Thursday, February 3, 2011

India has high stakes in a stable Egypt

In some respects, India has the same close entanglement and investment with Egypt and Mubarak as the United States does, although it comes from a different direction, both geographically and strategically.

Washington views Egypt as a military and diplomatic partner, which it got to sue for peace with ally Israel in the teeth of Arab opposition and paved way for decades of relative concord in that part of the world.

India-Egypt ties pre-date this and are rooted in the exceptionally close relationship between Nehru and Nasser, founding members and buddies of the Non-Aligned Movement. It survived the US ingress into the region and even New Delhi's dalliance with Israel, although with noticeable less ardor.
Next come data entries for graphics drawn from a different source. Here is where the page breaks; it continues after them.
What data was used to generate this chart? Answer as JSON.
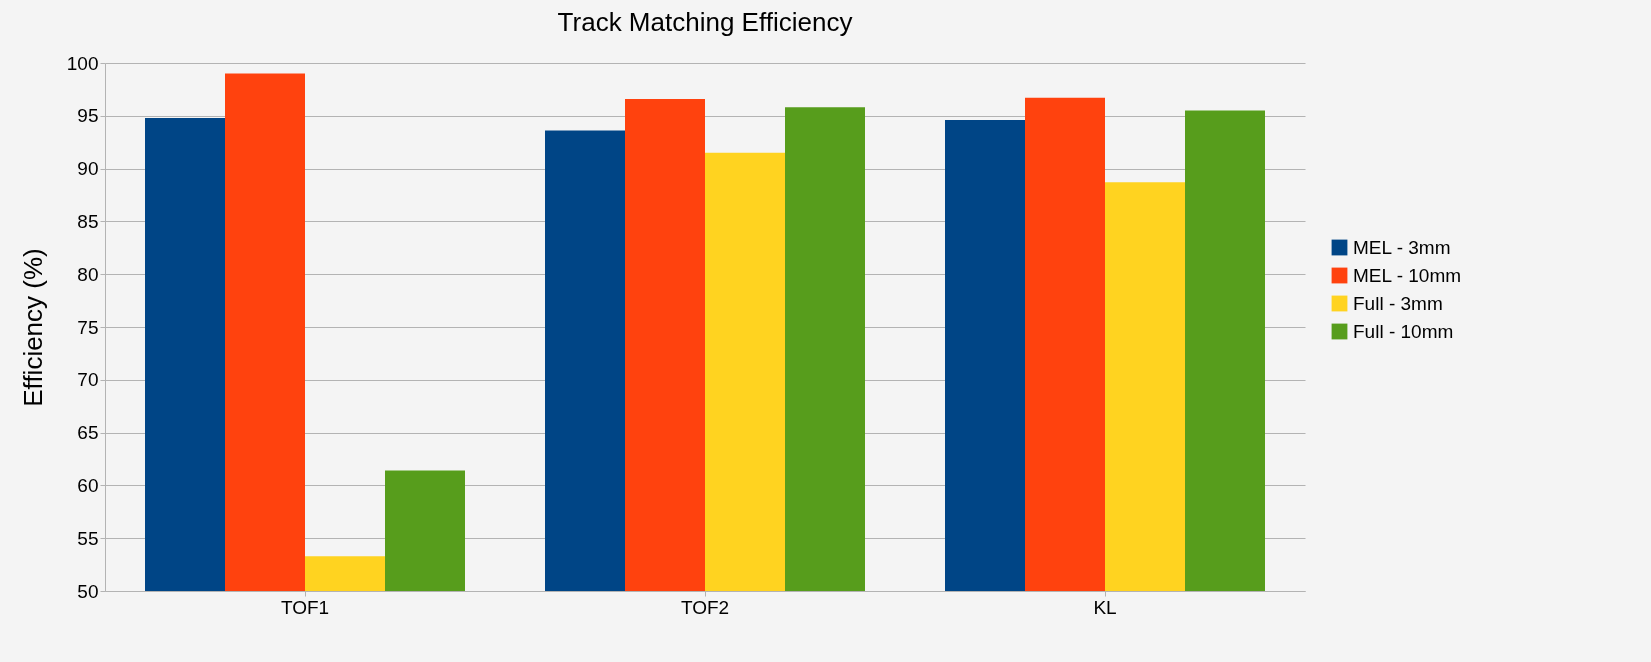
{
  "chart_data": {
    "type": "bar",
    "title": "Track Matching Efficiency",
    "ylabel": "Efficiency (%)",
    "categories": [
      "TOF1",
      "TOF2",
      "KL"
    ],
    "series": [
      {
        "name": "MEL - 3mm",
        "color": "#004586",
        "values": [
          94.8,
          93.6,
          94.6
        ]
      },
      {
        "name": "MEL - 10mm",
        "color": "#ff420e",
        "values": [
          99.0,
          96.6,
          96.7
        ]
      },
      {
        "name": "Full - 3mm",
        "color": "#ffd320",
        "values": [
          53.3,
          91.5,
          88.7
        ]
      },
      {
        "name": "Full - 10mm",
        "color": "#579d1c",
        "values": [
          61.4,
          95.8,
          95.5
        ]
      }
    ],
    "ylim": [
      50,
      100
    ],
    "yticks": [
      50,
      55,
      60,
      65,
      70,
      75,
      80,
      85,
      90,
      95,
      100
    ],
    "grid": "y",
    "legend": "right"
  }
}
Since the 1980s, there have been four Prime Ministerial visits from India to Egypt: Rajiv Gandhi (1985); P V Narasimha Rao (1995); I K Gujral (1997); and Manmohan Singh (2009). Mubarak visited India thrice, in 1982 (bilateral), 1983 (for NAM), and most recently in 2008, when New Delhi finally handed over the Jawaharlal Nehru Award for International
Understanding that had been conferred on him as far back as 1995.
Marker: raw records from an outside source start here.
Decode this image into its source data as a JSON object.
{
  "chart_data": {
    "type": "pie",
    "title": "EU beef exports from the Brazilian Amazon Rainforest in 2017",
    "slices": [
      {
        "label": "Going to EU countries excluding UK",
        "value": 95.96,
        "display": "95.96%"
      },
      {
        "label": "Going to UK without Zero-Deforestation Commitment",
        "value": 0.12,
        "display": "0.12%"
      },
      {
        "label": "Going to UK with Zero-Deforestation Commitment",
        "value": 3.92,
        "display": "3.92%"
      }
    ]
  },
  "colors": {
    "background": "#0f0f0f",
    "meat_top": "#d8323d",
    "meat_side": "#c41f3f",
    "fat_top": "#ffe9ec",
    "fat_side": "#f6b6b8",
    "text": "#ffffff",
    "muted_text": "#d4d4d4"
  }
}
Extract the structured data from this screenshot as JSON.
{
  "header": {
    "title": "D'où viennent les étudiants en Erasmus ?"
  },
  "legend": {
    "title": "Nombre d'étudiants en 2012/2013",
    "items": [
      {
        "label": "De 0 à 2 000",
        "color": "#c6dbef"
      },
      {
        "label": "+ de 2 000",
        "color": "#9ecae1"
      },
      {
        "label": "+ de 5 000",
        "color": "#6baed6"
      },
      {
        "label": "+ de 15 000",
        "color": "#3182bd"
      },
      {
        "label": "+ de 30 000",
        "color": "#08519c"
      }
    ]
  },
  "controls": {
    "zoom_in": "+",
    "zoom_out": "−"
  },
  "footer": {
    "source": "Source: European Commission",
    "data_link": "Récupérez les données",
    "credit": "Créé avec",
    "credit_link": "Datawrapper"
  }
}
Mubarak's 2008 visit was mainly driven by massive Indian investments in Egypt, which overcame the mushy sentimentality that hitherto characterized the ties. As with rest of the world, Indian movies are popular in Egypt.

In the past decade though, it's India Inc that has stepped up to the crease: Indian companies have made a mark in Egypt, raising India's profile that was otherwise largely cultural. Egypt is the beachhead for Indian push into North Africa and Maghreb, with Oberoi, which owns two hotels and runs cruises, leading the way in the hospitality sector.

Wipro and Satyam Computers set up global delivery centers in Cairo; Kirloskar assembled diesel engines and irrigation pumpsets in the country; Ranbaxy found an Egyptian subsidiary for manufacturing pharmaceuticals; Dabur, Marico and Asian Paints have operations here; Bajaj Auto dominated the three-wheeler market; Tata Motors, M&M, Ashok Leyland and Maruti have all motored in.

More recently, Essar, Reliance, and the Tata group are among those planning investments in Egypt worth an estimated $20 billion. Add to this, nearly 1,00,000 Indians vacation in Egypt every year.

Clearly, India has much to wish for in Egypt's stability.